Howard took great delight in his grandchildren, Oscar and Pandora, and was so kind to some of my grandchildren, especially six-year-old Kitty, who on one occasion was allowed to travel in that precious and tenderly cared-for Porsche to West Wittering beach, complete with large vanilla ice-cream – the latter being hardly compatible with the Porsche upholstery!  Howard was very understanding!!

He dearly loved his dogs, Teddy and Macintosh, even though the former had developed a penchant for eating £20 notes – and, on one occasion, a picture I had painted and which Howard was to frame.  He also loved motor racing, especially Formula One.  Having once had Nigel Mansell on board one of his flights, he then experienced a high spot when Nigel entertained him right royally at Silverstone.

Liz encouraged Howard in a whole series of hobbies and sports but he was a bit of a Mister Toad.  He did make a great success of cookery classes followed by picture framing (another success), fly-fishing and hilarious attempts at pottery when Kitty and I were at their lovely South African house.  He had the greatest difficulty in extracting the air from the clay, nearly becoming apoplectic in the process.  Although he never actually fired one of his creations, it would assuredly have qualified as an entry for the Turner Prize.  In sport, although a natural ball player, he never seemed to match the ability shown in his youth.

We both had a weight problem and decided to join Weightwatchers.  That was both hilarious and sad.  We were the only men attending and one would have thought we had arrived from outer space.  Both staff and punters refused to take us seriously – so we gave up.  Any resulting good achieved would have been negated by our convivial weekly evening meetings at the “Riser” in Nutbourne!!

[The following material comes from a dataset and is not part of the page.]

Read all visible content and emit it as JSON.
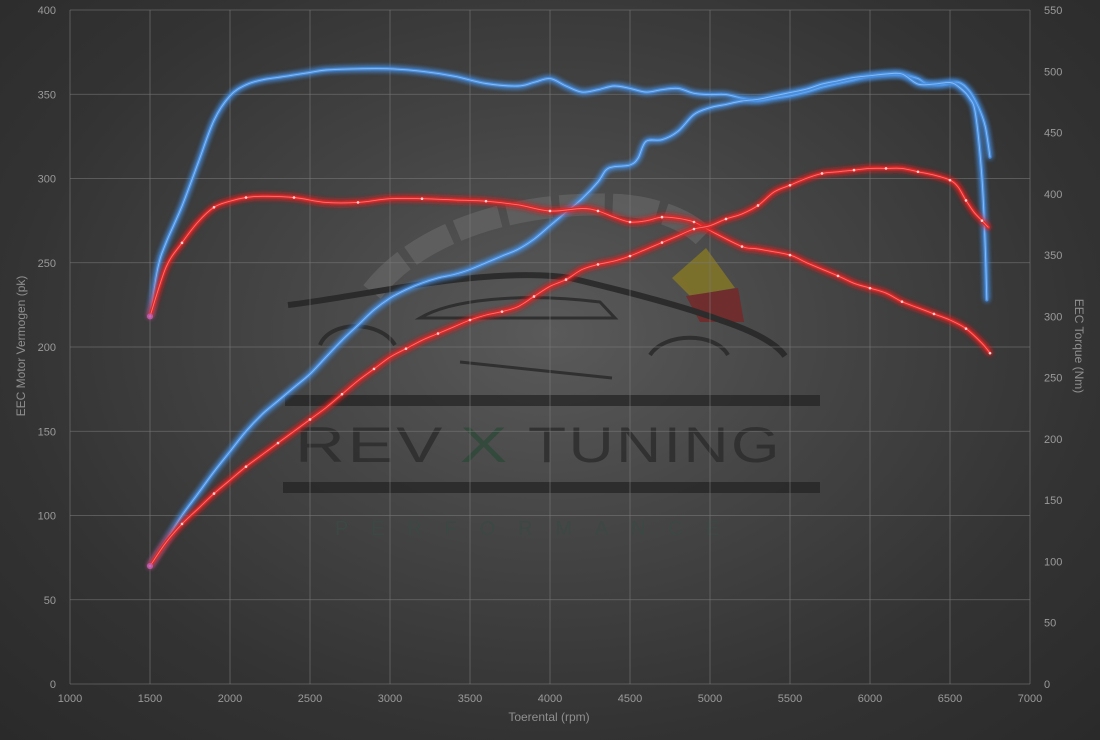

Howard loved a good subtle joke: he almost died laughing at my oft-repeated story of the Abergavenny Gorilla.  He was a really lovely man, helpful and affectionate, and I very much valued his friendship.  I mentioned the beautiful house in South Africa – his Shangri-La.  He absolutely adored the sun and it seems apposite for me to finish with the last lines of the Rev Eli Jenkins Sunset Poem from Under Milk Wood: “AND TO THE SUN WE ALL WILL BOW, AND SAY GOODBYE – BUT JUST FOR NOW.”